As Frederic Bastiat wrote in The Law, "The law perverted! The law, I say, not only turned from its proper purpose but made to follow an entirely contrary purpose! The law become the weapon of every kind of greed! Instead of checking crime, the law itself guilty of the evils it is supposed to punish!"

Such is the moral status of any law that is not directly concerned with defending and protecting men's rights. Such is the moral status of any law concerning any action of any man that does not constitute violent aggression against another man's person or property.

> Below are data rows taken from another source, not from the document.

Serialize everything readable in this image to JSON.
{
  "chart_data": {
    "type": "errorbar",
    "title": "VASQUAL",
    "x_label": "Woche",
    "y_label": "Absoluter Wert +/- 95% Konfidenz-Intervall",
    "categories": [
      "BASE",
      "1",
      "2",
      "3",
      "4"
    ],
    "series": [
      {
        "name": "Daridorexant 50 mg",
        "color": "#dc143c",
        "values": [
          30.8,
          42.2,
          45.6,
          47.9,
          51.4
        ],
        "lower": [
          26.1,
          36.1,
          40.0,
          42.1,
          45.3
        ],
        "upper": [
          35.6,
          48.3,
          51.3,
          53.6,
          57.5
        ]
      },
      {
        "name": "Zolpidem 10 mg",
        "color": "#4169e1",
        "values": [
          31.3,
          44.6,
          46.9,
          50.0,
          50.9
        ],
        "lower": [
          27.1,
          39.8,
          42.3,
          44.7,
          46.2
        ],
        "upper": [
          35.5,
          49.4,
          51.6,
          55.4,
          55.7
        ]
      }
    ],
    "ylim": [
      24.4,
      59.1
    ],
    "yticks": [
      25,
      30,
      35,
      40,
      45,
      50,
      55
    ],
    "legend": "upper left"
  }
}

Such, therefore, is the moral status of any law concerning such activities as gambling, the use of drugs, prostitution, or any other action that does not constitute an initiation of violence against anyone's moral right to his own person or property. Our moral judgment of these actions is entirely irrelevant to the moral question which the law is actually concerned with, which is: Is the use of violence against this activity justified? The answer to this moral question is that if the activity itself does not involve violence, NO; the use of violence is not justified.

At least in regards to our personal lives, we recognize this truth. Upon seeing a man gambling, or smoking marijuana within his own home, very few men would attempt to drag the man into a cage and confine him there for having been so "immoral," even if they might condemn the morality of the action itself; for the act of locking the gambler or stoner in a cage would itself constitute an unwarranted and immoral use of violence. The gambler or stoner would be justified--regardless of the morality of his actions, which the attacker may well be right to condemn--in defending himself from his aggressor--even with violence, if such became necessary. For the gambler and the stoner are violating no one's rights; the moralizer who breaks into the former's home and tries to confine him to a cage is. Morally speaking, however, there is no distinction whatsoever from a policeman breaking into a person's home and throwing him in jail, and a private citizen breaking into a person's home and locking him in a cage. Where the one is justified, so is the other; and where the one is not, neither is the other.

As Frederick Bastiat wrote also in The Law, "[the] law by no means confines itself to its proper functions. And when it has exceeded its proper functions, it has not done so merely in some inconsequential and debatable matters. The law has gone further than this; it has acted in direct opposition to its own purpose. The law has been used to destroy its own objective: It has been applied to annihilating the justice that it was supposed to maintain; to limiting and destroying rights which its real purpose was to respect. The law perverted!"

The issue is not that the law should not concern itself with morality; it is that a law that initiates violence against the partaker in any activity which violates no one else's rights can have no pretense to being moral at all!